Une société a été mise en redressement judiciaire. Par une ordonnance de septembre 2021, le juge-commissaire l’a autorisée à vendre aux enchères publiques des actifs mobiliers et a désigné un commissaire-priseur judiciaire.
Un autre commissaire-priseur judiciaire a formé un recours contre cette ordonnance sur le fondement de l’article R. 621-21 du Code de commerce. Son recours a cependant été déclaré irrecevable.

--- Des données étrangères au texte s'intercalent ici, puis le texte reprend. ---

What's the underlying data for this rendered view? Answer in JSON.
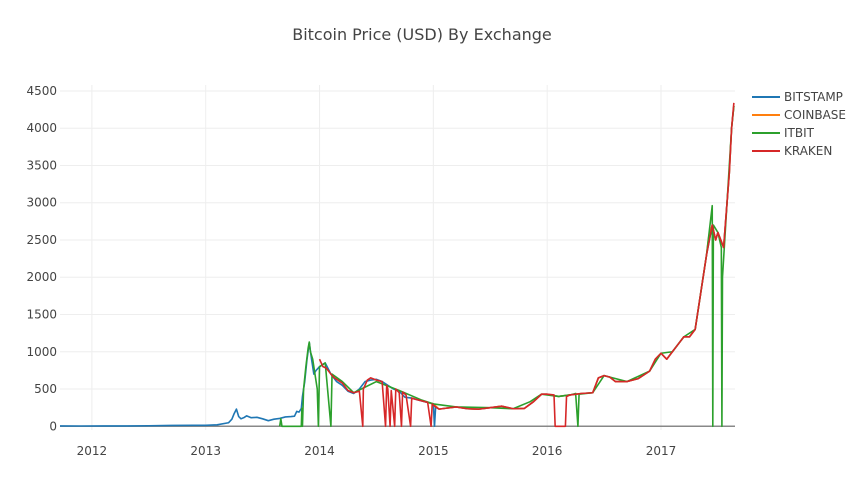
{
  "chart_data": {
    "type": "line",
    "title": "Bitcoin Price (USD) By Exchange",
    "xlabel": "",
    "ylabel": "",
    "xlim": [
      2011.72,
      2017.65
    ],
    "ylim": [
      -50,
      4580
    ],
    "x_ticks": [
      {
        "value": 2012,
        "label": "2012"
      },
      {
        "value": 2013,
        "label": "2013"
      },
      {
        "value": 2014,
        "label": "2014"
      },
      {
        "value": 2015,
        "label": "2015"
      },
      {
        "value": 2016,
        "label": "2016"
      },
      {
        "value": 2017,
        "label": "2017"
      }
    ],
    "y_ticks": [
      {
        "value": 0,
        "label": "0"
      },
      {
        "value": 500,
        "label": "500"
      },
      {
        "value": 1000,
        "label": "1000"
      },
      {
        "value": 1500,
        "label": "1500"
      },
      {
        "value": 2000,
        "label": "2000"
      },
      {
        "value": 2500,
        "label": "2500"
      },
      {
        "value": 3000,
        "label": "3000"
      },
      {
        "value": 3500,
        "label": "3500"
      },
      {
        "value": 4000,
        "label": "4000"
      },
      {
        "value": 4500,
        "label": "4500"
      }
    ],
    "grid": true,
    "legend_position": "top-right",
    "series": [
      {
        "name": "BITSTAMP",
        "color": "#1f77b4",
        "points": [
          [
            2011.72,
            4.8
          ],
          [
            2011.9,
            3.5
          ],
          [
            2012.1,
            5
          ],
          [
            2012.3,
            5
          ],
          [
            2012.5,
            7
          ],
          [
            2012.7,
            11
          ],
          [
            2012.9,
            13
          ],
          [
            2013.0,
            13.5
          ],
          [
            2013.1,
            20
          ],
          [
            2013.2,
            47
          ],
          [
            2013.23,
            95
          ],
          [
            2013.25,
            170
          ],
          [
            2013.27,
            230
          ],
          [
            2013.29,
            130
          ],
          [
            2013.31,
            100
          ],
          [
            2013.34,
            120
          ],
          [
            2013.36,
            140
          ],
          [
            2013.4,
            115
          ],
          [
            2013.45,
            120
          ],
          [
            2013.5,
            100
          ],
          [
            2013.55,
            75
          ],
          [
            2013.6,
            95
          ],
          [
            2013.65,
            105
          ],
          [
            2013.7,
            125
          ],
          [
            2013.75,
            130
          ],
          [
            2013.78,
            135
          ],
          [
            2013.8,
            200
          ],
          [
            2013.82,
            190
          ],
          [
            2013.84,
            240
          ],
          [
            2013.85,
            400
          ],
          [
            2013.87,
            600
          ],
          [
            2013.89,
            900
          ],
          [
            2013.91,
            1120
          ],
          [
            2013.93,
            900
          ],
          [
            2013.95,
            700
          ],
          [
            2013.97,
            750
          ],
          [
            2014.0,
            800
          ],
          [
            2014.05,
            850
          ],
          [
            2014.1,
            700
          ],
          [
            2014.15,
            600
          ],
          [
            2014.2,
            550
          ],
          [
            2014.25,
            470
          ],
          [
            2014.3,
            440
          ],
          [
            2014.35,
            500
          ],
          [
            2014.4,
            600
          ],
          [
            2014.45,
            620
          ],
          [
            2014.5,
            630
          ],
          [
            2014.55,
            600
          ],
          [
            2014.6,
            550
          ],
          [
            2014.65,
            500
          ],
          [
            2014.7,
            470
          ],
          [
            2014.75,
            390
          ],
          [
            2014.8,
            380
          ],
          [
            2014.85,
            360
          ],
          [
            2014.9,
            340
          ],
          [
            2014.95,
            320
          ],
          [
            2015.0,
            300
          ],
          [
            2015.01,
            1
          ],
          [
            2015.02,
            260
          ],
          [
            2015.05,
            230
          ],
          [
            2015.1,
            240
          ],
          [
            2015.2,
            260
          ],
          [
            2015.3,
            235
          ],
          [
            2015.4,
            230
          ],
          [
            2015.5,
            250
          ],
          [
            2015.6,
            270
          ],
          [
            2015.7,
            235
          ],
          [
            2015.8,
            240
          ],
          [
            2015.88,
            330
          ],
          [
            2015.95,
            430
          ],
          [
            2016.0,
            430
          ],
          [
            2016.1,
            400
          ],
          [
            2016.2,
            420
          ],
          [
            2016.3,
            440
          ],
          [
            2016.4,
            450
          ],
          [
            2016.45,
            650
          ],
          [
            2016.5,
            680
          ],
          [
            2016.55,
            660
          ],
          [
            2016.6,
            600
          ],
          [
            2016.7,
            600
          ],
          [
            2016.8,
            640
          ],
          [
            2016.9,
            740
          ],
          [
            2016.95,
            900
          ],
          [
            2017.0,
            980
          ],
          [
            2017.05,
            900
          ],
          [
            2017.1,
            1000
          ],
          [
            2017.15,
            1100
          ],
          [
            2017.2,
            1200
          ],
          [
            2017.25,
            1200
          ],
          [
            2017.3,
            1300
          ],
          [
            2017.35,
            1800
          ],
          [
            2017.4,
            2300
          ],
          [
            2017.45,
            2700
          ],
          [
            2017.48,
            2500
          ],
          [
            2017.5,
            2600
          ],
          [
            2017.55,
            2400
          ],
          [
            2017.58,
            3000
          ],
          [
            2017.6,
            3400
          ],
          [
            2017.62,
            4000
          ],
          [
            2017.64,
            4300
          ]
        ]
      },
      {
        "name": "COINBASE",
        "color": "#ff7f0e",
        "points": [
          [
            2014.95,
            320
          ],
          [
            2015.0,
            300
          ],
          [
            2015.05,
            230
          ],
          [
            2015.1,
            240
          ],
          [
            2015.2,
            260
          ],
          [
            2015.3,
            235
          ],
          [
            2015.4,
            230
          ],
          [
            2015.5,
            250
          ],
          [
            2015.6,
            270
          ],
          [
            2015.7,
            235
          ],
          [
            2015.8,
            240
          ],
          [
            2015.88,
            330
          ],
          [
            2015.95,
            430
          ],
          [
            2016.0,
            430
          ],
          [
            2016.1,
            400
          ],
          [
            2016.2,
            420
          ],
          [
            2016.3,
            440
          ],
          [
            2016.4,
            450
          ],
          [
            2016.45,
            650
          ],
          [
            2016.5,
            680
          ],
          [
            2016.55,
            660
          ],
          [
            2016.6,
            600
          ],
          [
            2016.7,
            600
          ],
          [
            2016.8,
            640
          ],
          [
            2016.9,
            740
          ],
          [
            2016.95,
            900
          ],
          [
            2017.0,
            980
          ],
          [
            2017.05,
            900
          ],
          [
            2017.1,
            1000
          ],
          [
            2017.15,
            1100
          ],
          [
            2017.2,
            1200
          ],
          [
            2017.25,
            1200
          ],
          [
            2017.3,
            1300
          ],
          [
            2017.35,
            1800
          ],
          [
            2017.4,
            2300
          ],
          [
            2017.42,
            2550
          ],
          [
            2017.45,
            2700
          ],
          [
            2017.48,
            2500
          ],
          [
            2017.5,
            2600
          ],
          [
            2017.55,
            2400
          ],
          [
            2017.58,
            3000
          ],
          [
            2017.6,
            3400
          ],
          [
            2017.62,
            4000
          ],
          [
            2017.64,
            4300
          ]
        ]
      },
      {
        "name": "ITBIT",
        "color": "#2ca02c",
        "points": [
          [
            2013.65,
            0
          ],
          [
            2013.66,
            100
          ],
          [
            2013.67,
            0
          ],
          [
            2013.84,
            0
          ],
          [
            2013.845,
            240
          ],
          [
            2013.85,
            0
          ],
          [
            2013.86,
            500
          ],
          [
            2013.88,
            800
          ],
          [
            2013.9,
            1050
          ],
          [
            2013.91,
            1130
          ],
          [
            2013.92,
            1000
          ],
          [
            2013.94,
            900
          ],
          [
            2013.96,
            700
          ],
          [
            2013.98,
            500
          ],
          [
            2013.99,
            0
          ],
          [
            2014.0,
            800
          ],
          [
            2014.05,
            850
          ],
          [
            2014.1,
            0
          ],
          [
            2014.11,
            700
          ],
          [
            2014.2,
            600
          ],
          [
            2014.3,
            450
          ],
          [
            2014.5,
            600
          ],
          [
            2014.7,
            480
          ],
          [
            2014.9,
            350
          ],
          [
            2015.0,
            300
          ],
          [
            2015.2,
            260
          ],
          [
            2015.5,
            250
          ],
          [
            2015.7,
            235
          ],
          [
            2015.85,
            330
          ],
          [
            2015.95,
            430
          ],
          [
            2016.1,
            400
          ],
          [
            2016.2,
            420
          ],
          [
            2016.25,
            440
          ],
          [
            2016.27,
            0
          ],
          [
            2016.28,
            430
          ],
          [
            2016.4,
            450
          ],
          [
            2016.5,
            680
          ],
          [
            2016.7,
            600
          ],
          [
            2016.9,
            740
          ],
          [
            2017.0,
            980
          ],
          [
            2017.1,
            1000
          ],
          [
            2017.2,
            1200
          ],
          [
            2017.3,
            1300
          ],
          [
            2017.35,
            1800
          ],
          [
            2017.4,
            2300
          ],
          [
            2017.45,
            2960
          ],
          [
            2017.455,
            0
          ],
          [
            2017.46,
            2700
          ],
          [
            2017.5,
            2600
          ],
          [
            2017.53,
            2400
          ],
          [
            2017.535,
            0
          ],
          [
            2017.54,
            2000
          ],
          [
            2017.58,
            3000
          ],
          [
            2017.62,
            4000
          ],
          [
            2017.64,
            4300
          ]
        ]
      },
      {
        "name": "KRAKEN",
        "color": "#d62728",
        "points": [
          [
            2014.0,
            900
          ],
          [
            2014.03,
            800
          ],
          [
            2014.06,
            780
          ],
          [
            2014.1,
            700
          ],
          [
            2014.13,
            650
          ],
          [
            2014.16,
            620
          ],
          [
            2014.2,
            580
          ],
          [
            2014.25,
            480
          ],
          [
            2014.3,
            450
          ],
          [
            2014.35,
            470
          ],
          [
            2014.38,
            0
          ],
          [
            2014.385,
            500
          ],
          [
            2014.42,
            620
          ],
          [
            2014.45,
            650
          ],
          [
            2014.5,
            620
          ],
          [
            2014.55,
            600
          ],
          [
            2014.58,
            0
          ],
          [
            2014.59,
            550
          ],
          [
            2014.6,
            500
          ],
          [
            2014.62,
            0
          ],
          [
            2014.63,
            480
          ],
          [
            2014.66,
            0
          ],
          [
            2014.67,
            500
          ],
          [
            2014.7,
            450
          ],
          [
            2014.72,
            0
          ],
          [
            2014.73,
            460
          ],
          [
            2014.76,
            420
          ],
          [
            2014.8,
            0
          ],
          [
            2014.81,
            380
          ],
          [
            2014.85,
            360
          ],
          [
            2014.9,
            340
          ],
          [
            2014.95,
            320
          ],
          [
            2014.98,
            0
          ],
          [
            2014.99,
            300
          ],
          [
            2015.02,
            260
          ],
          [
            2015.05,
            230
          ],
          [
            2015.1,
            240
          ],
          [
            2015.2,
            260
          ],
          [
            2015.3,
            235
          ],
          [
            2015.4,
            230
          ],
          [
            2015.5,
            250
          ],
          [
            2015.6,
            270
          ],
          [
            2015.7,
            235
          ],
          [
            2015.8,
            240
          ],
          [
            2015.88,
            330
          ],
          [
            2015.95,
            430
          ],
          [
            2016.0,
            430
          ],
          [
            2016.06,
            420
          ],
          [
            2016.07,
            0
          ],
          [
            2016.16,
            0
          ],
          [
            2016.17,
            400
          ],
          [
            2016.2,
            420
          ],
          [
            2016.3,
            440
          ],
          [
            2016.4,
            450
          ],
          [
            2016.45,
            650
          ],
          [
            2016.5,
            680
          ],
          [
            2016.55,
            660
          ],
          [
            2016.6,
            600
          ],
          [
            2016.7,
            600
          ],
          [
            2016.8,
            640
          ],
          [
            2016.9,
            740
          ],
          [
            2016.95,
            900
          ],
          [
            2017.0,
            980
          ],
          [
            2017.05,
            900
          ],
          [
            2017.1,
            1000
          ],
          [
            2017.15,
            1100
          ],
          [
            2017.2,
            1200
          ],
          [
            2017.25,
            1200
          ],
          [
            2017.3,
            1300
          ],
          [
            2017.35,
            1800
          ],
          [
            2017.4,
            2300
          ],
          [
            2017.45,
            2700
          ],
          [
            2017.48,
            2500
          ],
          [
            2017.5,
            2600
          ],
          [
            2017.55,
            2400
          ],
          [
            2017.58,
            3000
          ],
          [
            2017.6,
            3400
          ],
          [
            2017.62,
            4000
          ],
          [
            2017.64,
            4340
          ]
        ]
      }
    ]
  }
}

Dans son pourvoi, il soutient que cette vente est une vente judiciaire lui permettant d’invoquer un intérêt à agir contre la décision.
La Cour de cassation – 04/03/2026, 24-20815 ►Consulter la décision – rappelle qu’il résulte de l’article 29 de la loi N. 2000-642 du 10/07/2000, dans sa rédaction antérieure à la loi N. 2022-267 du 28/002/2022, et de l’article L. 622-7 du Code de commerce “qu’une vente aux enchères publiques de meubles appartenant à un débiteur mis en redressement judiciaire, autorisée par le juge-commissaire, constitue, non pas une vente judiciaire prescrite par décision de justice, mais une vente volontaire“.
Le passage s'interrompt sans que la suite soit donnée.